To further compare the segmentation results numerically, we use the Dice metric to measure the segmentation quality as,

$$\begin{array}{c}\hfill DM=\frac{2N_{gs}}{N_g{N}_s}\end{array}$$

where, N_gs is the number of pixels in the object that are correctly segmented, N_g is the number of pixels in the ground truth object, N_s is the number of pixels in the segmented object.

In Table 4, we list the Dice metric numbers obtained in PASCAL-VOC2012 dataset to evaluate the quality of our segmentation results.
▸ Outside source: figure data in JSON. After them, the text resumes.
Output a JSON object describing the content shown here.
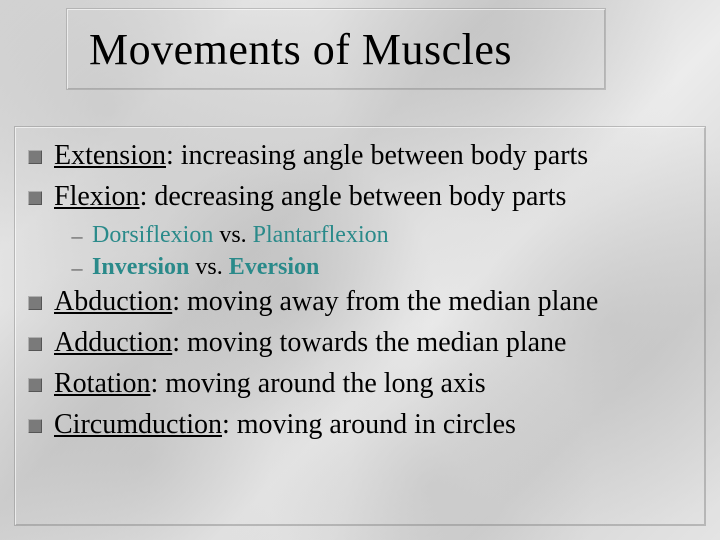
{
  "title": "Movements of Muscles",
  "bullets": [
    {
      "term": "Extension",
      "desc": ": increasing angle between body parts"
    },
    {
      "term": "Flexion",
      "desc": ": decreasing angle between body parts"
    }
  ],
  "subs": [
    {
      "a": "Dorsiflexion",
      "vs": " vs. ",
      "b": "Plantarflexion"
    },
    {
      "a": "Inversion",
      "vs": " vs. ",
      "b": "Eversion",
      "bold": true
    }
  ],
  "bullets2": [
    {
      "term": "Abduction",
      "desc": ": moving away from the median plane"
    },
    {
      "term": "Adduction",
      "desc": ": moving towards the median plane"
    },
    {
      "term": "Rotation",
      "desc": ": moving around the long axis"
    },
    {
      "term": "Circumduction",
      "desc": ": moving around in circles"
    }
  ],
  "colors": {
    "teal": "#2a8a8a",
    "bullet_fill": "#7a7a7a",
    "text": "#000000"
  },
  "fonts": {
    "title_pt": 44,
    "bullet_pt": 28,
    "sub_pt": 24
  }
}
The data shows that while the proposed method can achieve similar results as the ALM method, the runtime had been reduced to approximately one-sixth.

Table 4. The number of iterations to reach convergence (iters) and the total CPU time in seconds (CPU(s)) for different images of different sizes by using our algorithm and the ZTC algorithm in the segmentation problem.

	Proposed method		ZTC
	DM	CPU(s)	DM	CPU(s)
fighter	0.9814	1.93	0.9574	7.04
chair	0.9573	1.19	0.9485	9.32
bottom	0.9755	0.94	0.9629	6.02

6 Concluding remarks

In this paper, we used a dual method to solve the Euler’s elastica regularizer for image denoising and segmentation. Our method can efficiently reduce the number of parameters, and formulate a more concise algorithm. There are two main contributions. Firstly, by introducing the dual operators, the optimization problem can be divided into simpler sub-problems, and the Chan-Vese model with elastica can be solved more easily. Secondly, our proposed algorithm can effectively reduce the number of parameters, to reduce the dependence on of parameter tuning. Numerical experiments show that compared with the ALM method our algorithm can obtain similar experimental results with less running time.

Data Availability

All relevant data are within the manuscript.

Funding Statement

The author thanks the support of National Natural Science Foundation of Shandong Province (No.ZR2019LZH002).